16

Когда костер начал угасать, в долине прямо перед нами, у подножия гор, запылал еще один — по размерам он сильно отличался от того, на котором только что сгорели двести или триста повозок.

— Взгляни туда, Клеоним: что это? — спросил один из воинов.

— Не знаю, — ответил полководец, коренастый и темноволосый.

Ксен, стоявший поблизости, подошел к Софосу, и они какое-то время переговаривались. Вскоре к месту, где горело пламя, послали двух конных разведчиков. Тем временем люди начинали понемногу расходиться: каждый возвращался туда, где лежал его скарб и прежде всего оружие.
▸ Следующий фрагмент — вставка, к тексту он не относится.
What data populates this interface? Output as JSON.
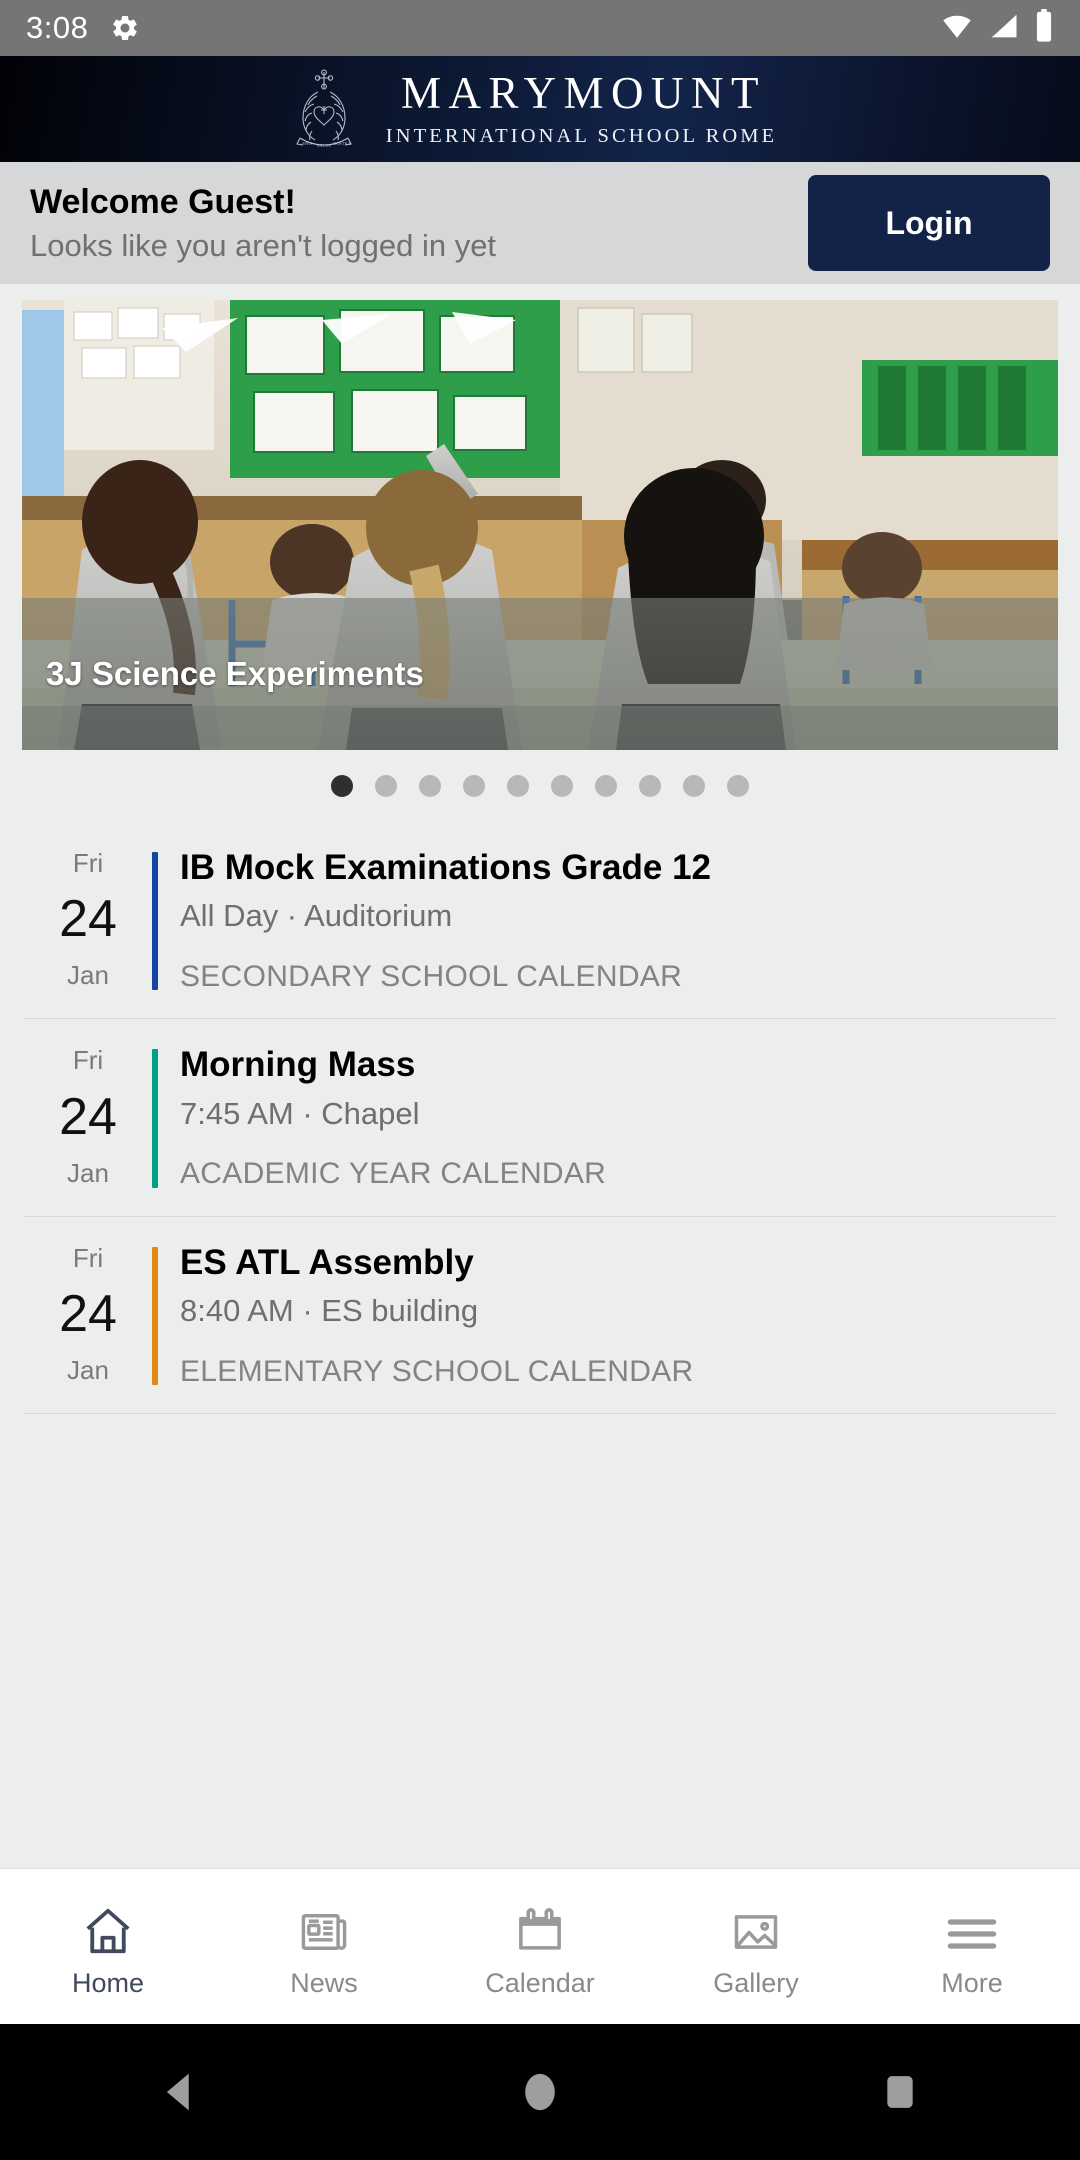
{
  "statusbar": {
    "time": "3:08",
    "gear_icon": "gear-icon",
    "wifi_icon": "wifi-icon",
    "signal_icon": "cellular-signal-icon",
    "battery_icon": "battery-full-icon"
  },
  "header": {
    "crest_icon": "school-crest-icon",
    "title": "MARYMOUNT",
    "subtitle": "INTERNATIONAL SCHOOL ROME",
    "background_start": "#010206",
    "background_mid": "#13244a"
  },
  "welcome": {
    "title": "Welcome Guest!",
    "subtitle": "Looks like you aren't logged in yet",
    "login_label": "Login",
    "login_color": "#132347",
    "background": "#d6d7d9"
  },
  "carousel": {
    "caption": "3J Science Experiments",
    "total_slides": 10,
    "active_slide": 1,
    "dot_active_color": "#2f2f2f",
    "dot_inactive_color": "#b7b8b8"
  },
  "events": [
    {
      "dow": "Fri",
      "day": "24",
      "month": "Jan",
      "title": "IB Mock Examinations Grade 12",
      "meta": "All Day · Auditorium",
      "calendar": "SECONDARY SCHOOL CALENDAR",
      "accent": "#1344a0"
    },
    {
      "dow": "Fri",
      "day": "24",
      "month": "Jan",
      "title": "Morning Mass",
      "meta": "7:45 AM · Chapel",
      "calendar": "ACADEMIC YEAR CALENDAR",
      "accent": "#00a086"
    },
    {
      "dow": "Fri",
      "day": "24",
      "month": "Jan",
      "title": "ES ATL Assembly",
      "meta": "8:40 AM · ES building",
      "calendar": "ELEMENTARY SCHOOL CALENDAR",
      "accent": "#e08a13"
    }
  ],
  "tabs": [
    {
      "label": "Home",
      "icon": "home-icon",
      "active": true
    },
    {
      "label": "News",
      "icon": "news-icon",
      "active": false
    },
    {
      "label": "Calendar",
      "icon": "calendar-icon",
      "active": false
    },
    {
      "label": "Gallery",
      "icon": "gallery-icon",
      "active": false
    },
    {
      "label": "More",
      "icon": "hamburger-menu-icon",
      "active": false
    }
  ],
  "androidnav": {
    "back_icon": "back-triangle-icon",
    "home_icon": "home-circle-icon",
    "recents_icon": "recents-square-icon"
  }
}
Еды у нас оставалось вдоволь.

Придется непросто — воины привыкли класть вещи на повозки и знали, как и где их найти, а теперь предстояло кое-как перевязать имущество и погрузить на спину осла или мула. Люди лениво переругивались. Северные красоты заставляли поневоле умолкать: тяжелые, раздутые облака грудились над огромной горной цепью, и время от времени из них извергался пучок ослепительных молний, а в долине раскатисто грохотал гром, отражаясь от мрачных и неприступных скал. Я слышала, как люди говорили:

— Вот куда мы должны идти.

За спинами оставался враждебный край, но все же в нем властвовали солнечный свет и тепло, — а нам предстояло углубиться в царство ночи и бурь. Поворачиваясь к югу, мы еще ощущали жаркое дыхание земли, расположенной между двумя реками; глядя на север, мы слышали лишь далекое и угрожающее эхо грозы. Мы стояли на границе между мирами, одинаково недобрыми, но один нес в себе лишь людскую злобу, а второй — злобу стихий.
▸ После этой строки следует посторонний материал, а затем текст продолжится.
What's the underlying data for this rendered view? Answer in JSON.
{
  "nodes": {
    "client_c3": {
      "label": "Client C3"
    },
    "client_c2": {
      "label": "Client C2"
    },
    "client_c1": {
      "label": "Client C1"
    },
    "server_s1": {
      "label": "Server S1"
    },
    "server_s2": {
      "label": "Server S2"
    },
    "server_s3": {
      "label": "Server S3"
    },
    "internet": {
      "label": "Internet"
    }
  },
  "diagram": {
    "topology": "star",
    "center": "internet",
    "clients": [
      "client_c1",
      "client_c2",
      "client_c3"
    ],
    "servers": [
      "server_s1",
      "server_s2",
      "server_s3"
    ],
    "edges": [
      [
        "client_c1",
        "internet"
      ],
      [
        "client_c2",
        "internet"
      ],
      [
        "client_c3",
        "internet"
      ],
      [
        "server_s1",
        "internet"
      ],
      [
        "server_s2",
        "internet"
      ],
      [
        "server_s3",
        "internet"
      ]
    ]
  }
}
Вернулись разведчики и сообщили о том, что узнали касательно костров, горевших на равнине. Тиссаферн велел сжечь последние деревни, остававшиеся на берегу реки, чтобы мы не могли пополнить там свои запасы продовольствия. Наши всадники видели сотни отчаявшихся земледельцев, вместе с семьями спасавшихся бегством. Люди забрали то немногое, что сумели утащить на себе.
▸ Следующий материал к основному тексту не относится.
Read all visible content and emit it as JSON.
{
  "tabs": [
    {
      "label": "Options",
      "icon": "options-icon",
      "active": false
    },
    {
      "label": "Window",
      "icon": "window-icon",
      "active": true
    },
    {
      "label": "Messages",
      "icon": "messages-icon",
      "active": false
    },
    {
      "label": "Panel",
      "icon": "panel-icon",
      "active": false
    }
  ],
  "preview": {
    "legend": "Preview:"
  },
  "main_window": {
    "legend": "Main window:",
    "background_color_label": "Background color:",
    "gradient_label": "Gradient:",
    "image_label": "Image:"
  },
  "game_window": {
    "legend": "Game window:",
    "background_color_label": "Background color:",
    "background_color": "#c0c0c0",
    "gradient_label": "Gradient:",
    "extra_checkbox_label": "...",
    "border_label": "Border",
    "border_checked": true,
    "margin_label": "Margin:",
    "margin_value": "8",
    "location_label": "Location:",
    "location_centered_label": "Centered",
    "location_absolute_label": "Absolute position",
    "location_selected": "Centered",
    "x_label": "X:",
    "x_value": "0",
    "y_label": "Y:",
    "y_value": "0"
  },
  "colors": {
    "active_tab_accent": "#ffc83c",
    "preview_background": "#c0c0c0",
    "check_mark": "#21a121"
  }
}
Я пыталась угадать, о чем думают бедняги, с самого рождения ведшие мирную жизнь, тихое существование. Вдруг исчезает их привычный, однообразный мир, и они смотрят обескураженно на огонь, пожирающий их прошлое, настоящее и будущее.

Война.

Когда Ксен улегся рядом со мной, я спросила:

— Как мы будем жить? Чем питаться?

— Тем, что найдем, — ответил он.

Вопросов больше не задавала. Отлично поняла, что он имеет в виду: мы будем продвигаться, забирая провизию у обитателей земель, по которым пройдем, — словно саранча, оставляя позади себя пустыню. Сейчас все спят и, вероятно, думают о женах и детях, оставшихся дома, но завтра они снова станут армией «десяти тысяч», злыми духами войны, спрячут человеческие лица под шлемами, потому что на протяжении многих недель или, может, месяцев им день и ночь придется побеждать или умирать.

На следующий день лишь дым поднимался над равниной, а войско Тиссаферна выстроилось у входа в ущелье. Персы все еще боялись, что мы захотим вернуться назад. Но кому и голову могла прийти мысль о том, чтобы бросить вызов самой могущественной империи на Земле?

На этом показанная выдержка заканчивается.